On January 31, Bush met in the White House with more than 40 Catholic leaders of social service providers. He took time on the road in February to meet with Bishop Donald Wuerl of Pittsburgh and Archbishop Justin Rigali of St. Louis and with Bernard Cardinal Law in the Oval Office. On March 16, the president celebrated St. Patrick’s Day a day early with Irish-American leaders and key players in the Northern Ireland peace process.

The first months of the new administration should send a clear message to this nation’s Catholics: Bush’s campaign strategy of reaching out to them isn’t going to end because he won the White House. If anything, these recent efforts to court Catholic leaders suggest that he is accelerating his Catholic strategy. His plan to involve Catholics in his administration seems to be going far beyond what even the most optimistic among us can reasonably expect.
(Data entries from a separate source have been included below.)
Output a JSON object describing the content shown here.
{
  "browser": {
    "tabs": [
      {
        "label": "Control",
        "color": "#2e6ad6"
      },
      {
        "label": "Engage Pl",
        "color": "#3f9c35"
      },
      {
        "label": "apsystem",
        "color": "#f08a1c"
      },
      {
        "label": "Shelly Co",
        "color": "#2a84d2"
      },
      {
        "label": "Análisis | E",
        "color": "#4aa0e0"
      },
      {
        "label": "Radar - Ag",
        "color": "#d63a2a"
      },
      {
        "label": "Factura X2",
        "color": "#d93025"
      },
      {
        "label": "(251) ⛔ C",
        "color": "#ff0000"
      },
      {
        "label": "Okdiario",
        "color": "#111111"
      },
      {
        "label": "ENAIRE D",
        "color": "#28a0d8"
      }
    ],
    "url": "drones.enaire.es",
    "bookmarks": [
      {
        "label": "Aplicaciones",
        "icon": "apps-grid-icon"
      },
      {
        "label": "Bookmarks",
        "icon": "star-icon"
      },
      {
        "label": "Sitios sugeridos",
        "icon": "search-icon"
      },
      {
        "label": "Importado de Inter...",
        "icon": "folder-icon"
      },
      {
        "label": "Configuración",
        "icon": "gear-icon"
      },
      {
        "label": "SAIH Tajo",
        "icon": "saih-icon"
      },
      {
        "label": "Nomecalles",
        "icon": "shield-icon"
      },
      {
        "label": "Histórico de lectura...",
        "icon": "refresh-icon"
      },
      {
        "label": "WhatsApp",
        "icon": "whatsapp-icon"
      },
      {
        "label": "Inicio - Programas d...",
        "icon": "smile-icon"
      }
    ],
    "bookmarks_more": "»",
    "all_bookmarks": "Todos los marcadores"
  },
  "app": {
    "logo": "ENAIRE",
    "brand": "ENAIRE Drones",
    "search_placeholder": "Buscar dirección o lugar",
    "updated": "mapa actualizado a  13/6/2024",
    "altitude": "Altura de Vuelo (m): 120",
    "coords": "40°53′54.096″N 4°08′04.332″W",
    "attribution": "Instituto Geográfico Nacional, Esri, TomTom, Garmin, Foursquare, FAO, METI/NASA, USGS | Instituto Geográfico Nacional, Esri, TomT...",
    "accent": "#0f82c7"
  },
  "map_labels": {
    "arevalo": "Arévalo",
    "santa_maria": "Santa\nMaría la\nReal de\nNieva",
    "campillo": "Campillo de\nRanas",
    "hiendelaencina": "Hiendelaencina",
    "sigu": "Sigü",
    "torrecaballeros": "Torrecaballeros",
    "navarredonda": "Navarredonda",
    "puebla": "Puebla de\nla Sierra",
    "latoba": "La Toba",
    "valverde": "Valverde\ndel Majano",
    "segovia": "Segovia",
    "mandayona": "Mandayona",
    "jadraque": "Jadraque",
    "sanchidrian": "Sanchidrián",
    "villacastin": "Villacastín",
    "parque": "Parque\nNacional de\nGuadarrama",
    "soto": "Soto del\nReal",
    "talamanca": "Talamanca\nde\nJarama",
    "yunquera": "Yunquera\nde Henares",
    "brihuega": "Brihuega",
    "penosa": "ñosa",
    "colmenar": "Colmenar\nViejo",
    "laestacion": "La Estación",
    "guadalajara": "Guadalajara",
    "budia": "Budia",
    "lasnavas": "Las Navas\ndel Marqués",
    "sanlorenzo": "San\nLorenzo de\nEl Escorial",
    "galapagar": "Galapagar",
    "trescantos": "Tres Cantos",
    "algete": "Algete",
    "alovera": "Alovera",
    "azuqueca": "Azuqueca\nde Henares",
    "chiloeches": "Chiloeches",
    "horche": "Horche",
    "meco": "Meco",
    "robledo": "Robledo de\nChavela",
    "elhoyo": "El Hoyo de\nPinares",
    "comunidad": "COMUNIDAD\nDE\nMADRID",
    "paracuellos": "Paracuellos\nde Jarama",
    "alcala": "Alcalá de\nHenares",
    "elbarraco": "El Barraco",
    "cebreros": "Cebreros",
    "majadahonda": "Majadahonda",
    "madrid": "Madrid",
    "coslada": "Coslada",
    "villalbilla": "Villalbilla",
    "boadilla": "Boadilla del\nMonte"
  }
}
For example, just before the St. Patrick’s Day party, Bush met with the seven U.S. cardinals, 25 bishops, and various others who were responsible for the creation of the new John Paul II Cultural Center in Washington. The next day, he traveled across the city to meet with more Catholics and help celebrate the opening of the center.

His speech there was a genuine tribute to the pope, not an excuse for a policy pitch. Former president Bill Clinton used his last official contact with Catholics before leaving office—a letter from him read at McCarrick’s installation—as an occasion to praise his own administration’s policy achievements.

The closest Bush came to arguing a point of policy in his speech at the center was his affirmation of respect for life: “In the culture of life we must make room for the stranger. We must comfort the sick. We must care for the aged. We must welcome the immigrant. We must teach our children to be gentle with one another. We must defend in love the innocent child waiting to be born.”

Two weeks after Bush spoke at the John Paul II Cultural Center, his historic speech had not been published by Catholic News Service.

These words of Bush were perceived as not only eloquent but sincere. By this time, his profile among Catholics was so high that a few of our evangelical Protestant brethren were getting concerned. A representative of the National Association of Evangelicals complained to the Los Angeles Times that Bush was spending too much time courting Catholics and that it would hurt his relationship with evangelicals.

The truth is that Bush and his advisers have been spending a great deal of time with Protestant leaders. But the nurturing of this part of the Republican Party base is not new; it has been a staple of Republican politics since the Reagan years. Rather than being miffed by the attention Bush now pays to Catholics, evangelicals should be pleased: Active Catholics and evangelical Christians together make up about 30 percent of the vote in presidential elections. Why not join forces?

This nation’s evangelical leaders have successfully shaped a bloc with real power to deliver votes and affect policy. Bush’s determination to connect with Catholics provides us with an opportunity to have similar clout. But I have my doubts as to whether Catholics, either religious or lay, can seize the moment.

I used to think that Catholic influence in politics was muted by the inability of most Catholics to overcome the alien bent of the culture of death. But during the past six years, watching from the editor’s seat at this magazine, I have witnessed several significant attempts by Catholics to enter the political process. Their efforts fell short, not because of the steep slope of the secularized culture, but as a result of squabbles within their own ranks.

For the Catholic voice to be heard in the new administration, we will have to avoid such in-fighting. This will require a new openness to agreement within the Catholic establishment, whose bickering members are not always thrilled by new opportunities for Catholic political influence, especially when it is not their own particular influence.